I think what Ms. Steinem also says that we have to look at the totality of the presidency and how has he been on women’s issues generally? Is he our best bet, not withstanding some behavior that we might dislike, and I don’t think that most women have come to the point where we have said, ‘Well, this is so bad that even if he is better on the bigger issues, we can’t have him as President.

Watch her give this answer:

Russert then asked Hill whether there is a “double standard for a liberal as opposed to a conservative” who are accused of sexual misconduct. Hill admitted there is. She said:

Well, I think it is a reality that we have to live with. We live in a political world and the reality is that we want—there are larger issues, larger issues other than just individual behavior [note: i.e., larger than sexual harassment].

Sexual harassment allegations, then, are a means to an ends — the end being political power. Did considerations of political power motivate Hill’s accusations against Clarence Thomas when he was about to be confirmed for a place on the U.S. Supreme Court?

Later, in the show, Hill defended Clinton against Paula Jones’ allegations this way:

Paula Jones’ case is peculiar in a number of ways. . . . one of the things that seems to be missing from what I’ve read about the case is the discrimination element. . . . . I have a hard time finding any adverse ramifications for her, in terms of her employment based on the alleged incident in the hotel room.

Here, Hill displays not just her willingness to sell-out feminism, but also her staggering ignorance of sexual harassment law (this from a law professor and former EEOC lawyer). Hill seems to have no problem with a governor propositioning a female state employee, and whipping out his penis, as long as the female doesn’t suffer adverse employment consequences.

As everyone dimly conversant with sexual harassment law (not to mention basic decency) knows, there is a “discrimination element” when an employee is subjected to a sexually hostile work environment, regardless of whether the employee experiences adverse employment consequences. To say that Slick Willie Clinton made Paula Jones’ work environment hostile is an understatement.

Clinton and his lawyers knew this. That’s why the president paid Paula Jones nearly one million dollars to settle her sex discrimination claim.

Hill’s statement is all the more staggering because she never experienced adverse employment consequences due to Clarence Thomas’ alleged sex-related comments to her. This didn’t stop her accusing him, many years after the fact, of sexually harassing her.
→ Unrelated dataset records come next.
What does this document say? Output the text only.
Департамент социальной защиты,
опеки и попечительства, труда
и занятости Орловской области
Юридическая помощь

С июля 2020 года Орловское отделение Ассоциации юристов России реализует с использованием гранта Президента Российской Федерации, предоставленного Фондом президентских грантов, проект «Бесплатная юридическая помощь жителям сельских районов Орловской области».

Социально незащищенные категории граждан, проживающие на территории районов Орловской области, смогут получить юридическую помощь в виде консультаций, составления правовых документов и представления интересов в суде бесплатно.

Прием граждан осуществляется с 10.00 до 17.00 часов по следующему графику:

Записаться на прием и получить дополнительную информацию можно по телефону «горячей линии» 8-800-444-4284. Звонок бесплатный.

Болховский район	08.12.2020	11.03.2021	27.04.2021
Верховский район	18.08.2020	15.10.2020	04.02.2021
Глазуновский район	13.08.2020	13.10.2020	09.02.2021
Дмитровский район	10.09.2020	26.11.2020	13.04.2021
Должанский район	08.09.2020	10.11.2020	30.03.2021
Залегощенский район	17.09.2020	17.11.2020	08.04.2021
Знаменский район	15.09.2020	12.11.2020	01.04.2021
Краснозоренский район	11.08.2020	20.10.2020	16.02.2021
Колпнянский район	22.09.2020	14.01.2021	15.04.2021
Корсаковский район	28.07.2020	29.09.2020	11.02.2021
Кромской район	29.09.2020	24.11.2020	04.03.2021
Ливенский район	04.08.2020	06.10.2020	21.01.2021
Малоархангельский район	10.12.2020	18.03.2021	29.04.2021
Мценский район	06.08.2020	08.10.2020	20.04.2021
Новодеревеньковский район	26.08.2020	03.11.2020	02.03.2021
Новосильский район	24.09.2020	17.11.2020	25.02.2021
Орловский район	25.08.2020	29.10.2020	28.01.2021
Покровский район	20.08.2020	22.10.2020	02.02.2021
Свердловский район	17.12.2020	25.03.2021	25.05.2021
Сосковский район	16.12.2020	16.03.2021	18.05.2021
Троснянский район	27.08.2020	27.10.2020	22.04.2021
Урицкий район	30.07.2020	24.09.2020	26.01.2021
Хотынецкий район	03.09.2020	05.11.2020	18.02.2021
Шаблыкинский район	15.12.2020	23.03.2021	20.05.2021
Hill’s willingness to apologize for gross sexual misconduct didn’t end with the Paula Jones case. When it came to Monica Lewinsky, Hill tried to play down the scandal as “an office affair.” In a New York Times op-ed, Hill claimed that even comparing the allegations against Clinton to those against Clarence Thomas (or former Senator Bob Packwood) was “at best misguided, and at worst dangerous.”

The substance of sex-related accusations against President Clinton differs dramatically from those raised against Justice Thomas or Mr. Packwood. . .In the case of Mr. Packwood and Mr. Thomas, the accusations involved sexual harassment. To equate those allegations with an office affair is to trivialize issues of sexual predation that women face in the workplace and on the street. Nor are the situations morally equivalent.

Readers can decide which is more “predatory” — talking about pornography with a subordinate (Hill’s core allegation, never corroborated, against Thomas) or receiving oral sex from a 22 year-old intern.

Hill seems to have rethought her pitiful defense of Clinton’s behavior towards Lewinsky. Last year, she told Time Magazine:

Even if [the oral sex Clinton received from Lewinsky] was consensual, that power imbalance was damaging. . .And that to me was one of the issues we miss when we say it’s two people with a power imbalance, but it was consensual. I’m not willing to let it go at that.

(Emphasis added)

But she was when it counted — back when Clinton was in the dock.

There’s talk these days about a “reckoning for Bill Clinton.” We also need a reckoning for Anita Hill.